To see how individual window functions are translated to SQL, we can use `translate_sql()`

with the argument `window = TRUE`

.

```
if (has_lahman("postgres")) {
players_db <- group_by(tbl(lahman_postgres(), "Batting"), playerID)
print(translate_sql(mean(G), tbl = players_db, window = TRUE))
print(translate_sql(cummean(G), tbl = players_db, window = TRUE))
print(translate_sql(rank(G), tbl = players_db, window = TRUE))
print(translate_sql(ntile(G, 2), tbl = players_db, window = TRUE))
print(translate_sql(lag(G), tbl = players_db, window = TRUE))
}
```

If the tbl has been arranged previously, then that ordering will be used for the order clause:

```
if (has_lahman("postgres")) {
players_by_year <- arrange(players_db, yearID)
print(translate_sql(cummean(G), tbl = players_by_year, window = TRUE))
print(translate_sql(rank(), tbl = players_by_year, window = TRUE))
print(translate_sql(lag(G), tbl = players_by_year, window = TRUE))
}
```

There are some challenges when translating window functions between R and SQL, because dplyr tries to keep the window functions as similar as possible to both the existing R analogues and to the SQL functions. This means that there are three ways to control the order clause depending on which window function you’re using:

For ranking functions, the ordering variable is the first argument:

`rank(x)`

,`ntile(y, 2)`

. If omitted or`NULL`

, will use the default ordering associated with the tbl (as set by`arrange()`

).Accumulating aggegates only take a single argument (the vector to aggregate). To control ordering, use

`order_by()`

.Aggregates implemented in dplyr (

`lead`

,`lag`

,`nth_value`

,`first_value`

,`last_value`

) have an`order_by`

argument. Supply it to override the default ordering.

The three options are illustrated in the snippet below:

```
mutate(players,
min_rank(yearID),
order_by(yearID, cumsum(G)),
lead(order_by = yearID, G)
)
```

Currently there is no way to order by multiple variables, except by setting the default ordering with `arrange()`

. This will be added in a future release.

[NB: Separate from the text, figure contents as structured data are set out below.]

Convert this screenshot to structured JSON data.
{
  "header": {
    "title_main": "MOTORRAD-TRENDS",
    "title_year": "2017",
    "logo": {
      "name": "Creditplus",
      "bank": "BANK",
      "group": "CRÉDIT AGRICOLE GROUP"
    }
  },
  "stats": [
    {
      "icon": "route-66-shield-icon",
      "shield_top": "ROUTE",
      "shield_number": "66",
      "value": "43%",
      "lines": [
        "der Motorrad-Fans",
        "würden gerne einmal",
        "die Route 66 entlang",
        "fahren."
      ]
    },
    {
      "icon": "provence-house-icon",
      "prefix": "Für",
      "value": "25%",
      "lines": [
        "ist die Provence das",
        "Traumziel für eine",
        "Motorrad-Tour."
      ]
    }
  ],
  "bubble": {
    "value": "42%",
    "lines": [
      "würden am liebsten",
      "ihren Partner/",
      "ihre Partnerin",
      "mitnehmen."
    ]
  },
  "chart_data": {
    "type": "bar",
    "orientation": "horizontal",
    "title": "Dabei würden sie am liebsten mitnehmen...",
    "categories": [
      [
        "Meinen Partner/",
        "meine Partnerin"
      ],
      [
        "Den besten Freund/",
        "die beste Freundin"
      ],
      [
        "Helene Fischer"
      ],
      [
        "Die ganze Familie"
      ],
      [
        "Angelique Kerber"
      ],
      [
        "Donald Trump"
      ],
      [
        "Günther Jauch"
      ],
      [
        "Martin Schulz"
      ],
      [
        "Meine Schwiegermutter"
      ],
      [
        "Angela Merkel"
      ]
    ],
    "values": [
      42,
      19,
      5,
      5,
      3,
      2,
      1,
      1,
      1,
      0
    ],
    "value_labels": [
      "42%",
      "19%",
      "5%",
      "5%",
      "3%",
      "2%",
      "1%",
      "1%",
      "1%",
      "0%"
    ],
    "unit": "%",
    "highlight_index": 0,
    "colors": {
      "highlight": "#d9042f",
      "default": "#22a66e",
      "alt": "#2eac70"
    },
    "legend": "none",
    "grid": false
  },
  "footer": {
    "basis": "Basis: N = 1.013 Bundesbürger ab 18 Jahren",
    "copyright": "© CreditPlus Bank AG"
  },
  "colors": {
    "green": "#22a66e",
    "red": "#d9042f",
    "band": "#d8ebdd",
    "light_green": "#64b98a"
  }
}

There are some restrictions on window functions in SQL that make their use with `WHERE`

somewhat challenging. Take this simple example, where we want to find the year each player played the most games:

`filter(players, rank(G) == 1)`

The following straightforward translation does not work because window functions are only allowed in `SELECT`

and `ORDER_BY`

.

```
SELECT *
FROM Batting
WHERE rank() OVER (PARTITION BY "playerID" ORDER BY "G") = 1;
```

Computing the window function in `SELECT`

and referring to it in `WHERE`

or `HAVING`

doesn’t work either, because `WHERE`

and `HAVING`

are computed before windowing functions.

```
SELECT *, rank() OVER (PARTITION BY "playerID" ORDER BY "G") as rank
FROM Batting
WHERE rank = 1;
SELECT *, rank() OVER (PARTITION BY "playerID" ORDER BY "G") as rank
FROM Batting
HAVING rank = 1;
```

Instead, we must use a subquery:

```
SELECT *
FROM (
SELECT *, rank() OVER (PARTITION BY "playerID" ORDER BY "G") as rank
FROM Batting
) tmp
WHERE rank = 1;
```

And even that query is a slightly simplification because it will also add a rank column to the original columns. dplyr takes care of generating the full, verbose, query, so you can focus on your data analysis challenges.